Je ne peux cependant m’empêcher de sourire à l’idée qu’une telle photo sur ce blog vous choque certainement. Vous devez être surpris que je la partage sur un blog qui se vante d’être dédié à la cuisine haïtienne.

A ceux d’entre vous qui partagent cette idée, je dirai simplement que ce festin mérite une place sur Tchakayiti. Il est un exemple de notre riche culture culinaire.

Derrière ces plats en apparence éclectiques, se cache une touche locale. Je ne saurais prétendre pouvoir me dissocier complètement des saveurs de mon terroir avec lesquelles j’ai grandi. De nombreux chefs locaux en diront autant j’en suis certaine. Comment, par exemple, cuisiner sans notre fameux piment bouc ?

Par ailleurs, nombreux sont les plats de chez nous à être inspirés d’ailleurs. Prenons les fameux mèchi de mon article Chou, Mèchi et 7 femmes chef. Il s’agit d’un exemple concret de l’influence arabe sur notre culture culinaire.

Certains pourraient en dire autant de mes fameuses marinades aux écrevisses. Ne s’apparentent-elles pas à ce qu’on appelle ailleurs beignets d’écrevisses ? C’est fort possible, avec la seule différence que la recette que j’ai partagée avec vous utilise la même pâte que celle de nos marinades au poulet.

Je ne m’attarderai pas à lister ces nombreux plats qui nous viennent d’ailleurs. Vous en retrouverez certainement un bon nombre au fil de mes écrits sur ce blog.

Aujourd’hui, je veux plutôt vous peindre un tableau des festins similaires à celui de la photo ; festins si répandus chez nous.

Autant que je m’en souvienne, nous avons toujours eu des diners de famille. Fêtes, anniversaires, réunions du dimanche, occasions spéciales et moins spéciales, toutes les excuses sont bonnes pour s’offrir du bon temps entre famille et amis autour d’un merveilleux repas.

Je souhaite honorer ces diners de famille traditionnels que j’ai grandi à aimer et détester. Durant mon adolescence, être constamment entourée de membres de la famille ne faisait pas ma joie. Après mon séjour à l’étranger, j’ai cependant compris leur importance dans le quotidien, et pourquoi ils sont si ancrés dans notre culture et nos traditions.

Ces diners sont une occasion pour les membres de la famille de garder contact et aussi de se détendre après une longue semaine.

En ce qui à trait à ma famille, nos diners sont animés de blagues et de taquineries qui contribuent à une atmosphère conviviale.
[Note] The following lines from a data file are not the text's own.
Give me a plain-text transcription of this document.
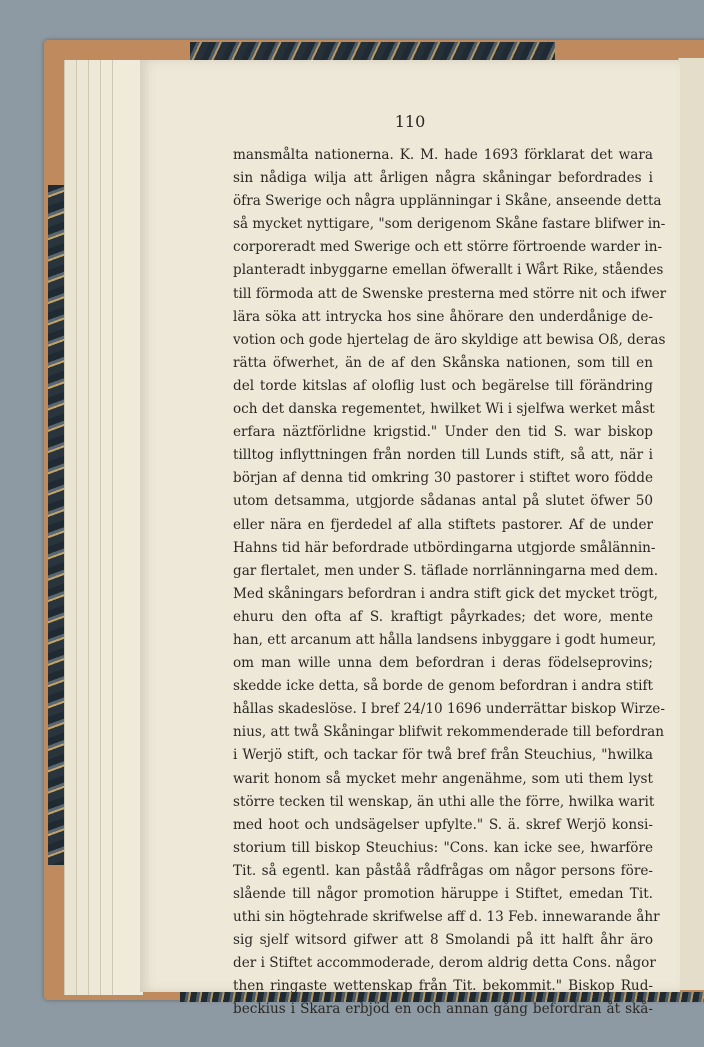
110
mansmålta nationerna. K. M. hade 1693 förklarat det wara
sin nådiga wilja att årligen några skåningar befordrades i
öfra Swerige och några upplänningar i Skåne, anseende detta
så mycket nyttigare, "som derigenom Skåne fastare blifwer in-
corporeradt med Swerige och ett större förtroende warder in-
planteradt inbyggarne emellan öfwerallt i Wårt Rike, ståendes
till förmoda att de Swenske presterna med större nit och ifwer
lära söka att intrycka hos sine åhörare den underdånige de-
votion och gode hjertelag de äro skyldige att bewisa Oß, deras
rätta öfwerhet, än de af den Skånska nationen, som till en
del torde kitslas af oloflig lust och begärelse till förändring
och det danska regementet, hwilket Wi i sjelfwa werket måst
erfara näztförlidne krigstid." Under den tid S. war biskop
tilltog inflyttningen från norden till Lunds stift, så att, när i
början af denna tid omkring 30 pastorer i stiftet woro födde
utom detsamma, utgjorde sådanas antal på slutet öfwer 50
eller nära en fjerdedel af alla stiftets pastorer. Af de under
Hahns tid här befordrade utbördingarna utgjorde smålännin-
gar flertalet, men under S. täflade norrlänningarna med dem.
Med skåningars befordran i andra stift gick det mycket trögt,
ehuru den ofta af S. kraftigt påyrkades; det wore, mente
han, ett arcanum att hålla landsens inbyggare i godt humeur,
om man wille unna dem befordran i deras födelseprovins;
skedde icke detta, så borde de genom befordran i andra stift
hållas skadeslöse. I bref 24/10 1696 underrättar biskop Wirze-
nius, att twå Skåningar blifwit rekommenderade till befordran
i Werjö stift, och tackar för twå bref från Steuchius, "hwilka
warit honom så mycket mehr angenähme, som uti them lyst
större tecken til wenskap, än uthi alle the förre, hwilka warit
med hoot och undsägelser upfylte." S. ä. skref Werjö konsi-
storium till biskop Steuchius: "Cons. kan icke see, hwarföre
Tit. så egentl. kan påståå rådfrågas om någor persons före-
slående till någor promotion häruppe i Stiftet, emedan Tit.
uthi sin högtehrade skrifwelse aff d. 13 Feb. innewarande åhr
sig sjelf witsord gifwer att 8 Smolandi på itt halft åhr äro
der i Stiftet accommoderade, derom aldrig detta Cons. någor
then ringaste wettenskap från Tit. bekommit." Biskop Rud-
beckius i Skara erbjöd en och annan gång befordran åt skå-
Comment ne pas apprécier ces discussions amicales liées à un plat spécifique comme par exemple ce fameux accras qui fut coupé en trois morceaux pour une leçon sur le partage – si vous avez raté cet article, je vous le recommande vivement – ou encore cette tête de porc en vinaigrette englouti en quelques secondes.

Tant de souvenirs à chérir ; tant de chefs dont la cuisine agrémente ces festins. Avec plus de sept amateurs chefs dans une même famille, nous avons bien des cuisiniers dont la nourriture vaut ces taquineries.
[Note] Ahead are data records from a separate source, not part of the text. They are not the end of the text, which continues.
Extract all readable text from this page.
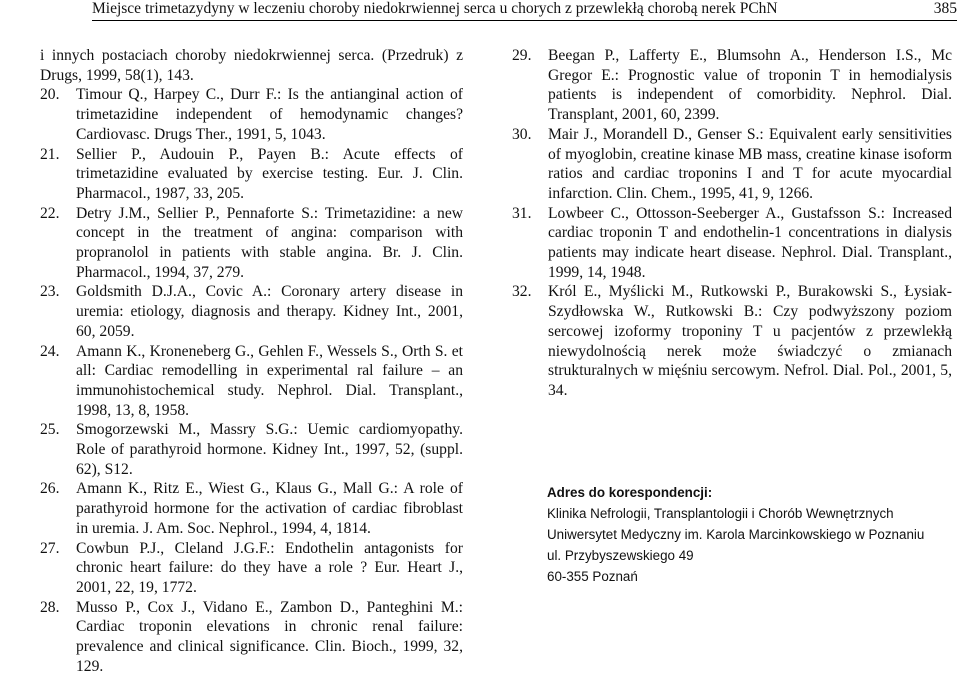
Miejsce trimetazydyny w leczeniu choroby niedokrwiennej serca u chorych z przewlekłą chorobą nerek PChN	385
i innych postaciach choroby niedokrwiennej serca. (Przedruk) z Drugs, 1999, 58(1), 143.
20. Timour Q., Harpey C., Durr F.: Is the antianginal action of trimetazidine independent of hemodynamic changes? Cardiovasc. Drugs Ther., 1991, 5, 1043.
21. Sellier P., Audouin P., Payen B.: Acute effects of trimetazidine evaluated by exercise testing. Eur. J. Clin. Pharmacol., 1987, 33, 205.
22. Detry J.M., Sellier P., Pennaforte S.: Trimetazidine: a new concept in the treatment of angina: comparison with propranolol in patients with stable angina. Br. J. Clin. Pharmacol., 1994, 37, 279.
23. Goldsmith D.J.A., Covic A.: Coronary artery disease in uremia: etiology, diagnosis and therapy. Kidney Int., 2001, 60, 2059.
24. Amann K., Kroneneberg G., Gehlen F., Wessels S., Orth S. et all: Cardiac remodelling in experimental ral failure – an immunohistochemical study. Nephrol. Dial. Transplant., 1998, 13, 8, 1958.
25. Smogorzewski M., Massry S.G.: Uemic cardiomyopathy. Role of parathyroid hormone. Kidney Int., 1997, 52, (suppl. 62), S12.
26. Amann K., Ritz E., Wiest G., Klaus G., Mall G.: A role of parathyroid hormone for the activation of cardiac fibroblast in uremia. J. Am. Soc. Nephrol., 1994, 4, 1814.
27. Cowbun P.J., Cleland J.G.F.: Endothelin antagonists for chronic heart failure: do they have a role ? Eur. Heart J., 2001, 22, 19, 1772.
28. Musso P., Cox J., Vidano E., Zambon D., Panteghini M.: Cardiac troponin elevations in chronic renal failure: prevalence and clinical significance. Clin. Bioch., 1999, 32, 129.
29. Beegan P., Lafferty E., Blumsohn A., Henderson I.S., Mc Gregor E.: Prognostic value of troponin T in hemodialysis patients is independent of comorbidity. Nephrol. Dial. Transplant, 2001, 60, 2399.
30. Mair J., Morandell D., Genser S.: Equivalent early sensitivities of myoglobin, creatine kinase MB mass, creatine kinase isoform ratios and cardiac troponins I and T for acute myocardial infarction. Clin. Chem., 1995, 41, 9, 1266.
31. Lowbeer C., Ottosson-Seeberger A., Gustafsson S.: Increased cardiac troponin T and endothelin-1 concentrations in dialysis patients may indicate heart disease. Nephrol. Dial. Transplant., 1999, 14, 1948.
32. Król E., Myślicki M., Rutkowski P., Burakowski S., Łysiak-Szydłowska W., Rutkowski B.: Czy podwyższony poziom sercowej izoformy troponiny T u pacjentów z przewlekłą niewydolnością nerek może świadczyć o zmianach strukturalnych w mięśniu sercowym. Nefrol. Dial. Pol., 2001, 5, 34.
Adres do korespondencji:
Klinika Nefrologii, Transplantologii i Chorób Wewnętrznych
Uniwersytet Medyczny im. Karola Marcinkowskiego w Poznaniu
ul. Przybyszewskiego 49
60-355 Poznań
Je suis certaine que d’autres familles haïtiennes ont des expériences similaires. Après tout, la nourriture est au centre de la majorité des évènements de chez nous.

2 Comments:

  1. Missmo

    A mon avis ce qui fait la richesse de notre cuisine est sans doute l’apport des cuisines d’ailleurs. C’est ce qui fait également notre richesse. Notre facilité à nous adapter, à aimer ce que fait l’autre sans oublier ce qu’on est. Ici en Guadeloupe quand je reçois, il y a souvent du « riz djon djon » à table avec d’autres plats guadeloupéens et européens. Un bon repas entouré de ceux qu’on aime il n’y a rien de meilleur.